На нашем сайте KnigaRead.com Вы можете абсолютно бесплатно читать книгу онлайн Лидия Чарская, "Гимназисты" бесплатно, без регистрации.
Перейти на страницу:

В другой руке Луканька держал карандаш, нервно постукивающий о толстую обложку "послужного списка".

— Простите, батюшка, — произнес он, наскоро подходя под благословение к священнику, — но я по приказанию директора принужден отозвать троих учеников с вашего урока. Дело требует безотлагательного выяснения.

И Луканька кинул на батюшку многозначительный взгляд.

Отец Капернаум только молча наклонил в ответ свою великолепно расчесанную голову. Инспектор торопливо подбежал к партам, и бегая по промежутку между рядами скамеек, выкрикивал фальцетом:

— Радин… Гремушин… Комаровский… пожалуйте к директору.

Названные гимназисты поднялись со своих мест и бодро зашагали на середину класса. Радин спокойно и величаво, красивый и гордый, как греческий Адонис, Гремушин своей быстрой, нервной и припрыгивающей походкой, Комаровский, чуть раскачиваясь на длинных ногах, навлекших на него второе прозвище "вешалки" со стороны его однокашников-гимназистов.

Когда Комаровский, невозмутимо-спокойный и мрачный, по своему обыкновению, поравнялся с партой, на которой сидел Каменский, Миша не выдержал и, повернув к нему свое светлоглазое, смеющееся лицо, незаметно воздел руки к небу и замогильным голосом прогудел:

— Помяни мя, егда приидешь во царствие его!

Кто-то неожиданно фыркнул.

Кто-то прыснул от удовольствия и в результате фамилия Каменского очутилась мгновенно в "послужном описке".

— Так будет с каждым, кто осмелится нарушить тишину в классе! — торжественно возвестил Луканька, высоко потрясая карандашом.

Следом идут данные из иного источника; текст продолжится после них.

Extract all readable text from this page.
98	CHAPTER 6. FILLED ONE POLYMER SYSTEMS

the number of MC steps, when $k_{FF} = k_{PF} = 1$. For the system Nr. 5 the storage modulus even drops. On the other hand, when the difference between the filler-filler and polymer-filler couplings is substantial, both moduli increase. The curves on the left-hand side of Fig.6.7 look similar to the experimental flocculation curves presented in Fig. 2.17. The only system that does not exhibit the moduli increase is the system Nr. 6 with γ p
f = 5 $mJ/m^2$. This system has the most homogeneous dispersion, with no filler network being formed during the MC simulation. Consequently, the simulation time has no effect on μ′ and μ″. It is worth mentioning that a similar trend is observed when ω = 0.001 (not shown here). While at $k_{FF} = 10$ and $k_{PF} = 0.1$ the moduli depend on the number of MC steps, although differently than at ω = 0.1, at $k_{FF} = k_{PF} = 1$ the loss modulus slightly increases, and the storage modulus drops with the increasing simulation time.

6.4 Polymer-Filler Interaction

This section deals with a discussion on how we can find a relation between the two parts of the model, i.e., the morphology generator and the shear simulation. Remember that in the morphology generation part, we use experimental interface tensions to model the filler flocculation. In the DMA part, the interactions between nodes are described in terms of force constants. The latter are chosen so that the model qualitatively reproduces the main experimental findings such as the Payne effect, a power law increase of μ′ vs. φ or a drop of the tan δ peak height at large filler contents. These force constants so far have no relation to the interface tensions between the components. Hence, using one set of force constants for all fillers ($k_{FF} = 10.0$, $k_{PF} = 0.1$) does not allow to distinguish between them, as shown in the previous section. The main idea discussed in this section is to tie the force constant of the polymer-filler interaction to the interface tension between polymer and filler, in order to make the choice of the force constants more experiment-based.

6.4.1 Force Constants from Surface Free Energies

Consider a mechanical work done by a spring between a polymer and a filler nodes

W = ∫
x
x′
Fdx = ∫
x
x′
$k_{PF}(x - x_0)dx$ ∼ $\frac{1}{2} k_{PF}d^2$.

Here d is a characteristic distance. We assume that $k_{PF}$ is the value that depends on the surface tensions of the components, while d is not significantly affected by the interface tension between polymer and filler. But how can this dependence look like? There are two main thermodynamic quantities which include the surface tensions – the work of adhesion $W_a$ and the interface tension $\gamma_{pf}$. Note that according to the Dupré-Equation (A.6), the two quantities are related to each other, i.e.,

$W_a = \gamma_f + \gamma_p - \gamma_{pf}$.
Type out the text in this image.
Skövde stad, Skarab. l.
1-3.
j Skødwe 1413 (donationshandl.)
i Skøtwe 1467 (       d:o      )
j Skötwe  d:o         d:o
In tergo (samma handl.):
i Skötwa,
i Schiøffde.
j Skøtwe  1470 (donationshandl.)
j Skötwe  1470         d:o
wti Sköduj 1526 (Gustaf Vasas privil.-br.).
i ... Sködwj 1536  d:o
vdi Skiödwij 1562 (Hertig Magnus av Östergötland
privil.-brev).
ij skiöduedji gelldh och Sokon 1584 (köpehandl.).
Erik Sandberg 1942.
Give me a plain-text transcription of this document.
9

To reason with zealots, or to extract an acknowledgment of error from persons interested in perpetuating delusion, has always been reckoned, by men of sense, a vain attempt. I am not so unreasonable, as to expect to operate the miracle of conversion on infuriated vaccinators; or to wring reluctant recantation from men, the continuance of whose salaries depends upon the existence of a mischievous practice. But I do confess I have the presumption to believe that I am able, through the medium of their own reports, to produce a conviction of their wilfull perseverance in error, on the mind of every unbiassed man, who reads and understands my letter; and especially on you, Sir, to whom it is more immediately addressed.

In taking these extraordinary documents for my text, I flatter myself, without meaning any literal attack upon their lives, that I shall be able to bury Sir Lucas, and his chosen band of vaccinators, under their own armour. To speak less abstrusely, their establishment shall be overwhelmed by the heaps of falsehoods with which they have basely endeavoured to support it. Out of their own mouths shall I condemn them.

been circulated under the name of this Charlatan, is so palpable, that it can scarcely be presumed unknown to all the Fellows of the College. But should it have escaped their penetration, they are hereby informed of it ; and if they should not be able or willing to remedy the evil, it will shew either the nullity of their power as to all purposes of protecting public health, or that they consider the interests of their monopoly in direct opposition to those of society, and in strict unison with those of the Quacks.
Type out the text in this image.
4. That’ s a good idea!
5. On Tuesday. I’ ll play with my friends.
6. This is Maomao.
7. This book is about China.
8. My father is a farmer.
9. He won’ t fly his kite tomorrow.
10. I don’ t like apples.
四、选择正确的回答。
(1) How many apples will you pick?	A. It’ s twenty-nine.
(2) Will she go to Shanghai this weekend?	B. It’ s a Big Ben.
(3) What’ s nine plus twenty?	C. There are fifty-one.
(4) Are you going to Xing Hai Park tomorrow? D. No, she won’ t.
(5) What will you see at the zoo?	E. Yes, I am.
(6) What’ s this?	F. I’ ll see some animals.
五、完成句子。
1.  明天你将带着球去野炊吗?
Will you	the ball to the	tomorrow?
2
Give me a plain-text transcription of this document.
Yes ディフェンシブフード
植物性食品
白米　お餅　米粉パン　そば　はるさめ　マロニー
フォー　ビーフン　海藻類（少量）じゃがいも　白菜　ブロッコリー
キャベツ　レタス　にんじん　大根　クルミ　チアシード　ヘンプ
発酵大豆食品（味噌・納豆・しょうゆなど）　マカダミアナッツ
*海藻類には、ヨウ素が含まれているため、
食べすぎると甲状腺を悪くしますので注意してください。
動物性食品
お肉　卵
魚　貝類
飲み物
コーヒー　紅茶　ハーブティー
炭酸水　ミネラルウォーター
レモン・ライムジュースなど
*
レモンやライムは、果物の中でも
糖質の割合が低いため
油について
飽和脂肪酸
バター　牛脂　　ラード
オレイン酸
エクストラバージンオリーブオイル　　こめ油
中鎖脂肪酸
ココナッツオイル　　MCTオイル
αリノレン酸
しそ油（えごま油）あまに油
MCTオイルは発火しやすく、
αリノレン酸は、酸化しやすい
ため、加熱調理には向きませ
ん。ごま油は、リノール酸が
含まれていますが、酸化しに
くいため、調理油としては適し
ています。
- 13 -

— Вот чэловэк! — прозвучал заглушенный гортанный голос мурзы из рая, — сколько нашей крови высосал… а все тэн-тэнью ходит… Ночью испугаться можно, когда на дороге попадется… Корм нэ в прок!

Луканька, по счастью, не слышавший последнего замечания, вышел, сопровождаемый тремя названными учениками из класса.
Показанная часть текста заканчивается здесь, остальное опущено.